Anyone who doubts that only had to read last week about the theft of oysters from farms in the Far North. Those who are unable to resist the easy pickings offered by an oyster farm have probably been around for as long as marine farming, but Whangaroa Harbour farmers Mike and Janet Fleming talked about a degree of cheek, even perhaps a sense of entitlement, that would once have been unheard of.
In one case three thieves had continued loading some $300 worth of ill-gotten oysters on to their vehicle while the Flemings confronted them. That surely speaks of an attitude of recent origin, a lack of shame, pride and social awareness that would once have deterred potential thieves much more than the prospect of a criminal conviction and court-imposed punishment.
Many moons ago Robin Shepherd, then running Far North REAP in Kaitaia, told this newspaper that he had admonished a number of young people who he caught smashing a public telephone. They didn't understand his interest, given that he did not own the phone. They appeared to be quite genuinely perplexed, he said. Perhaps their children have inherited that attitude, and taken it to another level, allowing a thief to ply his trade while his victim remonstrates with him.
Perhaps this is the fruit of a seed planted a couple of generations ago, when it became unfashionable to scare the wits out of children by warning them of, let alone delivering, consequences, although even someone who would steal oysters while the owner watches would surely have the wit to understand that consequences would follow, as they are about to do in the Kaikohe District Court. Either these individuals were bears of no brain at all, or, more likely, they just didn't give a fat rat's derriere.
Nothing seems likely to change any time soon given the reluctance some parents still show for insisting on a proper standard of behaviour on the part of their children - those whose parents do insist on standards of behaviour are the truly advantaged ones these days, whatever their household income or the decile rating of their school - but unfortunately the judicial system is also letting us down.
Last week gave two classic examples of that, with the sentencing of a former police officer turned criminal and two men who took it upon themselves to punish a man they wrongly believed to be a paedophile by dousing him with petrol then setting him alight.

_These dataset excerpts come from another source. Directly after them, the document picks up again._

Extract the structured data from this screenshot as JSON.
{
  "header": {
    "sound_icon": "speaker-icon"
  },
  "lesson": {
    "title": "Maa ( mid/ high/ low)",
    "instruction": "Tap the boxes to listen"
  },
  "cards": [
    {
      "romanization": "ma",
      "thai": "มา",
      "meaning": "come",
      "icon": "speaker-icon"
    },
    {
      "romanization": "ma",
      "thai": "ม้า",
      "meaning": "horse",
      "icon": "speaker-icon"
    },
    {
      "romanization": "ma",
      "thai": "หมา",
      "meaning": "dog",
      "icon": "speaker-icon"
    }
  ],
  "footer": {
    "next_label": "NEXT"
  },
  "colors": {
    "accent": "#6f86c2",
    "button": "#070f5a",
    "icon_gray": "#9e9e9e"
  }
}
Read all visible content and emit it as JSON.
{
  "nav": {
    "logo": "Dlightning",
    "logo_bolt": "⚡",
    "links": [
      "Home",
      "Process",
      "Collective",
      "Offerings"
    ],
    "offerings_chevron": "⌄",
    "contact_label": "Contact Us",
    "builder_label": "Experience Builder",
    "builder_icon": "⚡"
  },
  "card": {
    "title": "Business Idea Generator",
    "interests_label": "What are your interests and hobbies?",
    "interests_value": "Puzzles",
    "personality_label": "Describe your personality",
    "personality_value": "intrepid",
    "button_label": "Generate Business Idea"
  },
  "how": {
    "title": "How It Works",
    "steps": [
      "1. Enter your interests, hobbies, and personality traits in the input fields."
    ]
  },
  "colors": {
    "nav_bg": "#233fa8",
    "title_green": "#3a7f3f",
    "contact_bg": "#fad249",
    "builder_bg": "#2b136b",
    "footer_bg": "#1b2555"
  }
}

The police officer, who belatedly admitted stealing methamphetamine that was being held as evidence and selling it, was sentenced to four years and nine months in prison. He could have been jailed for life. And while life might seem harsh to some, the sentence imposed helped set a network of precedents that will inevitably be used to reduce the punishment of future offenders.
The rights and wrongs of jailing people for very long periods, if not permanently, might be argued another day, but the important things here are the setting of a precedent and imposing a penalty that serves as a deterrent. Parliament made its view of methamphetamine offending clear when it gave courts the power to impose life sentences, but the courts have not responded.

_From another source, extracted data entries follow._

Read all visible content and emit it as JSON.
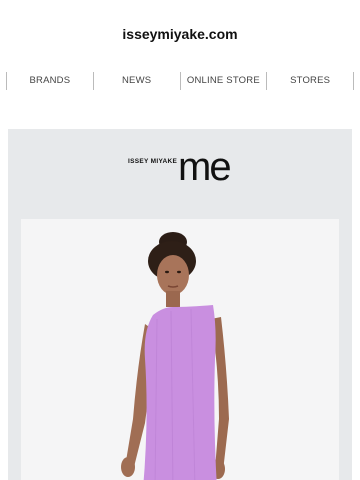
{
  "header": {
    "site_title": "isseymiyake.com"
  },
  "nav": {
    "items": [
      {
        "label": "BRANDS"
      },
      {
        "label": "NEWS"
      },
      {
        "label": "ONLINE STORE"
      },
      {
        "label": "STORES"
      }
    ]
  },
  "banner": {
    "logo": {
      "small_text": "ISSEY MIYAKE",
      "big_text": "me"
    }
  },
  "colors": {
    "banner_background": "#e7e9eb",
    "dress": "#c98fe0"
  }
}
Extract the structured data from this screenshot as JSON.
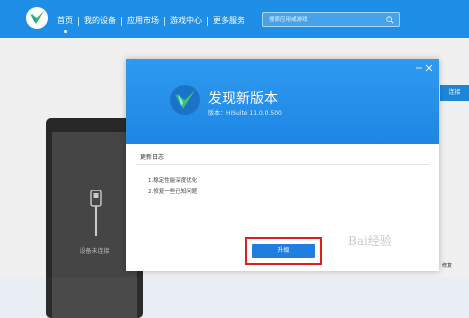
{
  "topbar": {
    "nav": [
      "首页",
      "我的设备",
      "应用市场",
      "游戏中心",
      "更多服务"
    ],
    "search_placeholder": "搜索应用或游戏"
  },
  "background": {
    "phone_label": "设备未连接",
    "right_button": "连接",
    "right_footer": "修复"
  },
  "dialog": {
    "title": "发现新版本",
    "version": "版本：HiSuite 11.0.0.500",
    "log_title": "更新日志",
    "log_items": [
      "1.稳定性能深度优化",
      "2.修复一些已知问题"
    ],
    "upgrade_label": "升级"
  },
  "watermark": "Bai经验",
  "colors": {
    "brand_blue": "#1f8ee6",
    "highlight_red": "#e02020"
  }
}
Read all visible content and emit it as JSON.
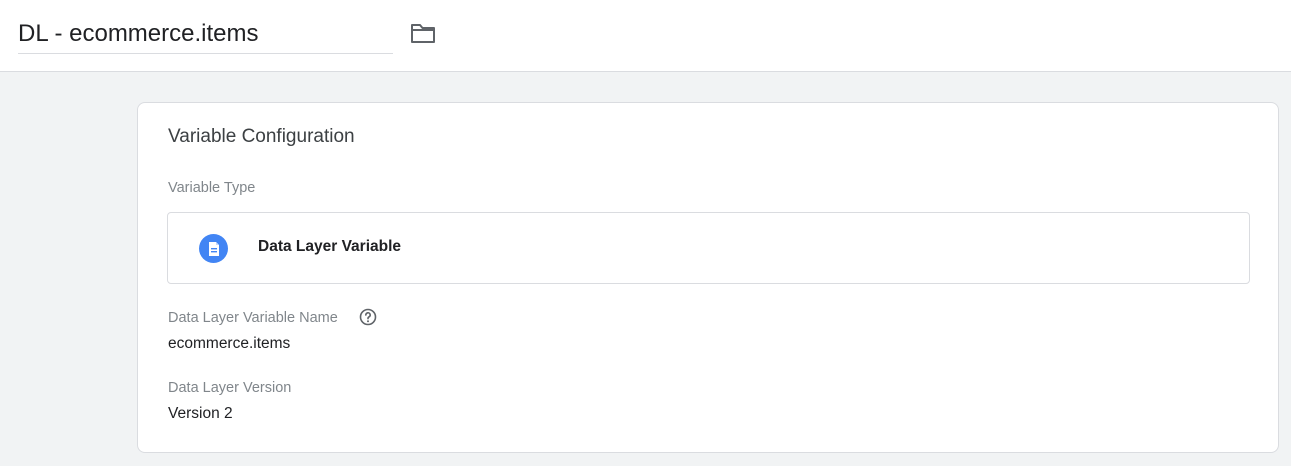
{
  "header": {
    "variable_name": "DL - ecommerce.items",
    "folder_icon": "folder-icon"
  },
  "config": {
    "title": "Variable Configuration",
    "variable_type_label": "Variable Type",
    "variable_type": {
      "name": "Data Layer Variable",
      "icon": "document-icon",
      "icon_color": "#4285f4"
    },
    "dl_name_label": "Data Layer Variable Name",
    "dl_name_help_icon": "help-icon",
    "dl_name_value": "ecommerce.items",
    "dl_version_label": "Data Layer Version",
    "dl_version_value": "Version 2"
  },
  "colors": {
    "background": "#f1f3f4",
    "card": "#ffffff",
    "border": "#dadce0",
    "label": "#80868b",
    "accent": "#4285f4"
  }
}
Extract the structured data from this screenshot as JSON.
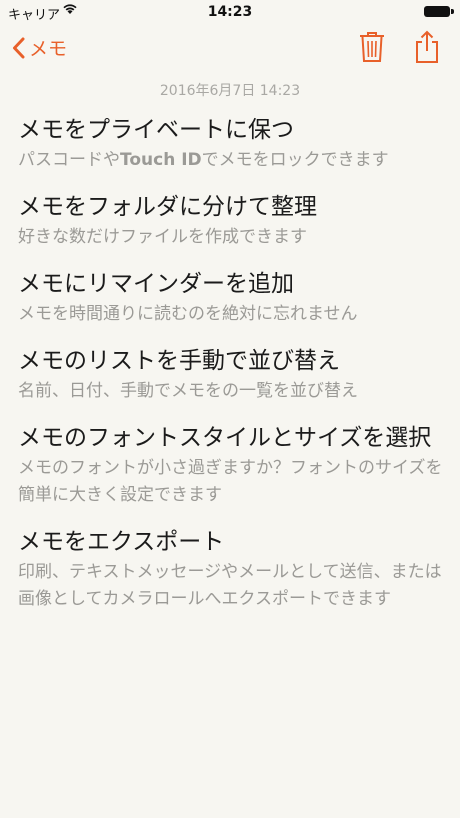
{
  "status": {
    "carrier": "キャリア",
    "time": "14:23"
  },
  "nav": {
    "back_label": "メモ"
  },
  "date": "2016年6月7日 14:23",
  "notes": [
    {
      "title": "メモをプライベートに保つ",
      "desc_pre": "パスコードや",
      "desc_bold": "Touch ID",
      "desc_post": "でメモをロックできます"
    },
    {
      "title": "メモをフォルダに分けて整理",
      "desc": "好きな数だけファイルを作成できます"
    },
    {
      "title": "メモにリマインダーを追加",
      "desc": "メモを時間通りに読むのを絶対に忘れません"
    },
    {
      "title": "メモのリストを手動で並び替え",
      "desc": "名前、日付、手動でメモをの一覧を並び替え"
    },
    {
      "title": "メモのフォントスタイルとサイズを選択",
      "desc": "メモのフォントが小さ過ぎますか？フォントのサイズを簡単に大きく設定できます"
    },
    {
      "title": "メモをエクスポート",
      "desc": "印刷、テキストメッセージやメールとして送信、または画像としてカメラロールへエクスポートできます"
    }
  ],
  "colors": {
    "accent": "#e8602a",
    "background": "#f7f6f1",
    "secondary_text": "#9b9a96"
  }
}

Given the potential wealth to be acquired via this most pernicious of drugs, it is hardly surprising that people continue to manufacture and supply it. It might be a different story if they knew they were risking the rest of their lives behind bars, but we are unlikely to ever know.
The sentencing of the two men whose actions cost a Christchurch man his life is even more difficult to understand. The victim took two weeks to die of his burns, and both of those responsible were sentenced to less than six years' imprisonment. We now know that between them they had acquired more than 100 criminal convictions, many of them for violent offences.

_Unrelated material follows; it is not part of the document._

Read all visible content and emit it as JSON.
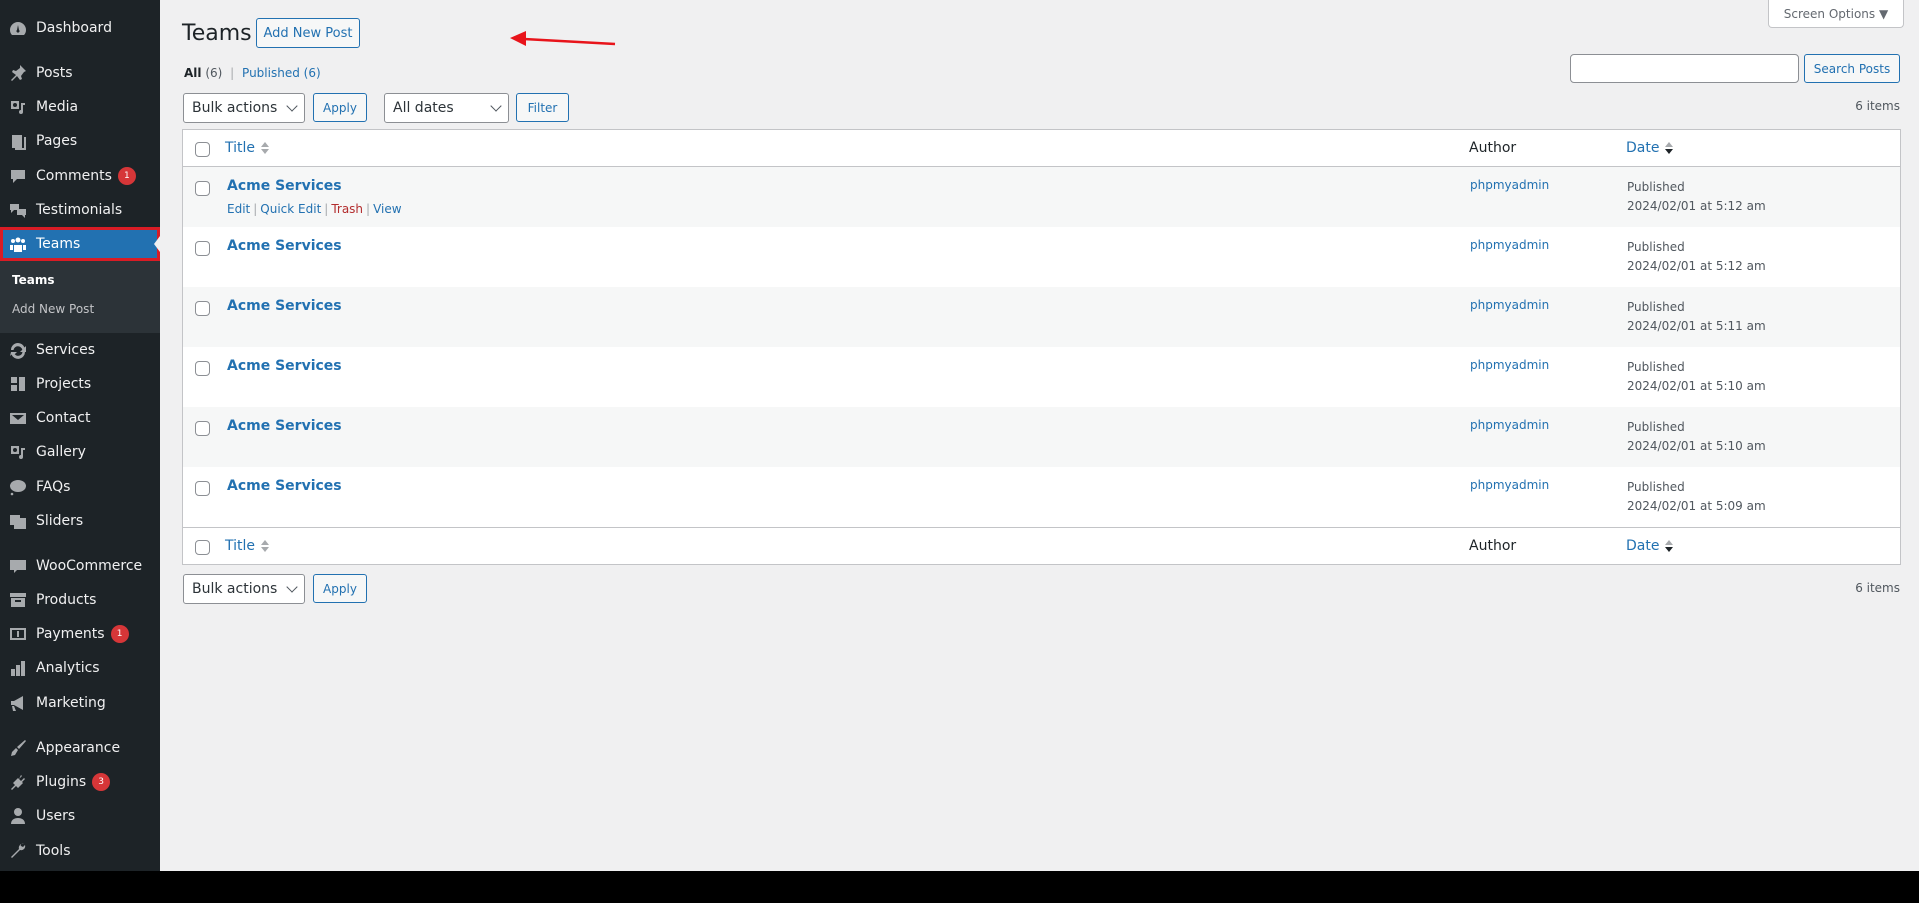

The police might have been right to charge them with manslaughter rather than murder, given an apparent lack of evidence indicating murderous intent when they poured petrol over the victim then one of them flicked a cigarette lighter, but the maximum for manslaughter is life, and one might have expected that the court's decision would have got closer to that than it did.
Those examples might be extreme, but the fact is that the courts in this country do not generally do a good job of reinforcing the message that actions will have consequences. Too much effort is spent examining why the offender should be treated leniently, a focus that is surely playing a part in stubbornly high rates of criminal offending (despite what the police stats would have us believe).
Selling methamphetamine and setting fire to people are a long way from stealing oysters, but the basic mindset probably isn't very different. We seem to have grown used to the idea that crime is no longer met with punishment - indeed District Court judges are bound by law to impose the least restrictive sentence possible on those who appear before them. They are also supposed to impose sentences that denounce the offending and will serve as a deterrent to others, but those goals and the first seem mutually exclusive.
Perhaps what we've lost is our sense of pride. Many years ago then Minister of Justice Doug Graham told this newspaper that criminals who had no money and no job, and whose time was therefore of little value, were all but impervious to lesser court-imposed punishments such as fines and periodic detention. Once those who broke the law had suffered shame, but that was no longer a factor. There was nothing the courts could do, and nothing the community seemed prepared to do, to persuade those with a criminal bent to behave themselves.
It was all very different in the younger days of the elderly folk who inspired John Haines. In those days bringing the family name into disrepute was about the worst offence anyone could commit. The urge to protect the family name was a very powerful deterrent, but now it has no currency at all.